Cathedral Red Channel Original Cathedral Red Channel Blurred
Figure 6: Cathedral Red Channel Original Image (left) vs Blurred Image (right)

Now, we get to the edge detection task. We use the following 3x3 Sobel filters (Figure 7) for this (one for detecting horizontal edges and the other for verticle edges).

Sobel Horizontal Edge Detection Filter Sobel Verticle Edge Detection Filter
Figure 7: Sobel Edge Detection Filters — Horizontal (left) and Verticle (right)

We use the same convolution functions mentioned in the Gaussian blurring section, however, here we perform 2 convolutions (in the horizontal and verticle directions) and then take the RMS value for each pixel in the convolved images. The resulting edge-detected images for the 3 color channels are shown below (Figure 8).

Emir Red Channel Edges Emir Green Channel Edges Emir Blue Channel Edges
Figure 8: Emir Image 3 Channels w/ Edge Detection (red, green and blue from left to right)

Alignment

Finally, we can now align the edges in the 3 color channel images; here, we will align the red and green channel images to the blue channel image (using SSD). We could do an exhaustive search within a fixed window (for e.g. -15 to +15), but this would be an extremely slow operation, especially if the window is too large (as we will will see later, the best y-alignment for the red channel of the Emir image is around 107—this would require a very large window to search exhaustively). Accordingly, a pyramid search was performed to speed up the process. Here, we first scale the original channel images by a factor of 2, 4, 8 and so on (Figure 9), and start by aligning at the smallest resolution.

Emir 1x Resolution Emir 2x Resolution Emir 4x Resolution Emir 8x Resolution Emir 16x Resolution
Figure 9: Emir Edge Detected Red Channel at Different Resolutions (from left to right 1x, 2x, 4x, 8x and 16x)

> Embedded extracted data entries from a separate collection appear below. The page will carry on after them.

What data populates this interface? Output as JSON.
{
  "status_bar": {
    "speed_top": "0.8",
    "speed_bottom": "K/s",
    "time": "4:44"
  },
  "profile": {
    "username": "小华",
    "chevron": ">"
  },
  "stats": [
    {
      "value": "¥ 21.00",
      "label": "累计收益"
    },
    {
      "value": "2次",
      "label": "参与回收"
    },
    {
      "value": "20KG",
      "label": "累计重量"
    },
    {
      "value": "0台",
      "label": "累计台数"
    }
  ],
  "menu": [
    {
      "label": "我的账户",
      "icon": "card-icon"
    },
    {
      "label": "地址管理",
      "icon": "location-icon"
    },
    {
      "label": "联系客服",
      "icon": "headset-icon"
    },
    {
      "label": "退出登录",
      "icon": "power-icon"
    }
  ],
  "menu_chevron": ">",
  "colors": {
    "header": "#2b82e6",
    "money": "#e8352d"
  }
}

Once we are back up to the original resolution, we add up the smaller alignments (by multiplying them with the appropriate factor of 2) to obtain the best alignment for each of the 3 color channel images. With these, we shift the original red and green color channel images (not the edge detected ones) by the obtained displacements. The final result for the Emir image is given in Figure 10.

Emir Aligned Image
Figure 10: Aligned Emir Channels using Pyramid Search w/ SSD on Edge Detected Images — Green Channel Displacement → X = 23, Y = 49 —— Red Channel Displacement → X = 40, Y = 107 —

Results for All Images within Project

cathedral.jpg aligned image
cathedral.jpg — Green Channel Displacement → X = -1, Y = 6 —— Red Channel Displacement → X = -1, Y = 13 —
emir.tif aligned image
emir.tif — Green Channel Displacement → X = 23, Y = 49 —— Red Channel Displacement → X = 40, Y = 107 —
harvesters.tif aligned image
harvesters.tif — Green Channel Displacement → X = -6, Y = 70 —— Red Channel Displacement → X = 4, Y = 123 —
icon.tif aligned image
icon.tif — Green Channel Displacement → X = 17, Y = 42 —— Red Channel Displacement → X = 23, Y = 90 —
lady.tif aligned image
lady.tif — Green Channel Displacement → X = -10, Y = -22 —— Red Channel Displacement → X = -21, Y = -10 —
self_portrait.tif aligned image
self_portrait.tif — Green Channel Displacement → X = -3, Y = 79 —— Red Channel Displacement → X = -2, Y = 117 —
three_generations.tif aligned image
three_generations.tif — Green Channel Displacement → X = 0, Y = 54 —— Red Channel Displacement → X = 7, Y = 107 —
train.tif aligned image
train.tif — Green Channel Displacement → X = 1, Y = 41 —— Red Channel Displacement → X = 29, Y = 85 —
turkmen.tif aligned image
turkmen.tif — Green Channel Displacement → X = 21, Y = 56 —— Red Channel Displacement → X = 27, Y = 117 —
village.tif aligned image
village.tif — Green Channel Displacement → X = -9, Y = 63 —— Red Channel Displacement → X = -15, Y = 115 —

Discussion on Results

As can be seen in the previous section, most of the output images look pretty good; the exceptions are "lady.tif" and "self_portrait.tif." Upon further inspection, it was discovered that the problem lied in the edge detection step. Take a look at the edge-detected color channels for the "lady.tif" image (Figure 11).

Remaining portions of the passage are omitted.